Significant Content: A
The subtitle of this film was “One day can change your life forever,” and so the movie shows, both for the awful and for the wonderful. And this movie is essentially about the power of time and particular events to shape us. It is one of the clearly pro-life movies of the year, doing so without being anti-abortion. Families matter greatly. Food matters. And the pace of the city influences people to make bad decisions, which they’d learn if they would just slow down a bit. The things we think matter the most at the moment often matter very little in realty. And, most importantly, God's plans are not the same as our plans, but His certainly are better.

Artistic/Thought Value: A
The year 2007 will surely be noted as the year that Christians figured out a way to bypass the standard battle lines in the culture war and simply show meaningful movies.

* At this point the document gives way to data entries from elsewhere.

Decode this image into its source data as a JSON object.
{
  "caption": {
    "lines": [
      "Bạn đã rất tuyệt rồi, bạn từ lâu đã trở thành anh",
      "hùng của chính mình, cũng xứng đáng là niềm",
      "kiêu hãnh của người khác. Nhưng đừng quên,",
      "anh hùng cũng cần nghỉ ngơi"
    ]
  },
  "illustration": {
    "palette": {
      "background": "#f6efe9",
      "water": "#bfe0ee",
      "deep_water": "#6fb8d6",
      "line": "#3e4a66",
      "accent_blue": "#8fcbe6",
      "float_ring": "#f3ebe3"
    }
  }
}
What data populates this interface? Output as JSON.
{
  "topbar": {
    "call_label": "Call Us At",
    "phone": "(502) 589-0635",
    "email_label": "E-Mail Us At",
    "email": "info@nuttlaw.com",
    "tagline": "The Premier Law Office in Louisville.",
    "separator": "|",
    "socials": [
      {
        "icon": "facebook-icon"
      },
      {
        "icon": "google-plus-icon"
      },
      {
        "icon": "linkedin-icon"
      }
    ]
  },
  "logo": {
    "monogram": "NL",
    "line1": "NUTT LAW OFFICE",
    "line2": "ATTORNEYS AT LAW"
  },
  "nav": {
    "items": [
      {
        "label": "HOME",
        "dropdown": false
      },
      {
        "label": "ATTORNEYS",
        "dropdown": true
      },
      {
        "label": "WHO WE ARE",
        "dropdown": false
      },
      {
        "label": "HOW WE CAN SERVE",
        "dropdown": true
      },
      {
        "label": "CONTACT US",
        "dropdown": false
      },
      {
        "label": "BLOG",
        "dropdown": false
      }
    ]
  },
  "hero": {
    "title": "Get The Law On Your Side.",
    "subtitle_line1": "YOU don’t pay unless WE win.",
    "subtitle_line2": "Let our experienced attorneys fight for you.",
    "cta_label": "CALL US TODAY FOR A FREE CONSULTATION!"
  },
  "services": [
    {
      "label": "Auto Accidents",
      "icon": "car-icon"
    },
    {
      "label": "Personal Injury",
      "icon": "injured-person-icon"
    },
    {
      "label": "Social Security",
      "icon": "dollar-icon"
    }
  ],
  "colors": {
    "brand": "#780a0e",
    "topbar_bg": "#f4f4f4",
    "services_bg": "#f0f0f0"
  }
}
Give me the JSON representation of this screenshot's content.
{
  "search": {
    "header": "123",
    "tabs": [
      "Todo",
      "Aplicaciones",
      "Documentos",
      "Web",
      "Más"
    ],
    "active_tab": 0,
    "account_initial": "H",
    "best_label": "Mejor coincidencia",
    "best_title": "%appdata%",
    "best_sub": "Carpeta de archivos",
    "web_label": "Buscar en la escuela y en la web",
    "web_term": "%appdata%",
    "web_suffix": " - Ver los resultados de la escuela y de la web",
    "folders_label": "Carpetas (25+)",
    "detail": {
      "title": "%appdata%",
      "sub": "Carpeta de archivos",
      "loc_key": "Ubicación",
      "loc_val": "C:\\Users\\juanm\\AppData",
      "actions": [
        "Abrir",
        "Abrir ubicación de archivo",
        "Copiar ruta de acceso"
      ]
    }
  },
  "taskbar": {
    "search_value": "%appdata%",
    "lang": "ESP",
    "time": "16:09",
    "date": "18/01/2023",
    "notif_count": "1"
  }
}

It’s a movie that’s hard to describe because it’s so much of a visual-emotional experience.

Discussion Questions:
~Have you ever had to choose between some pressing obligation and spending time with someone who clearly needed it? What did you do? Would you describe that as ministry?
~How is the pace of this movie connected with the events it portrays? Consider the food being made in the restaurant with the food being made at the family’s house.
~Why do you think Jose takes the time to spend with Nina? How did his previous life as a soccer star and then killing the child change him? Would you call him a crusader?
~What comparisons might you draw between Jose and Jesus Christ?
~Have you ever lived in the city and also in the country or the suburbs? How does the difference in pace between them affect people? Why do you think that people in cities are so much more likely to favor abortion, for instance?
~What is the scene with the blind man in the city meant to show us?
~Verastegui was a very successful Mexican soap opera star before he came to Christ and realized his acting wasn’t doing anything beneficial. How does his choice to do this movie also parallel the motives of Jose?
~How might the events of this day have turned out differently if Jose hadn’t spent time with Nina? What if she had encountered a pro-life protestor rather than Jose?

Overall Grade: A
It surely didn’t make as much money as Juno, but this is a wonderful and equally potent film that all people would benefit from watching.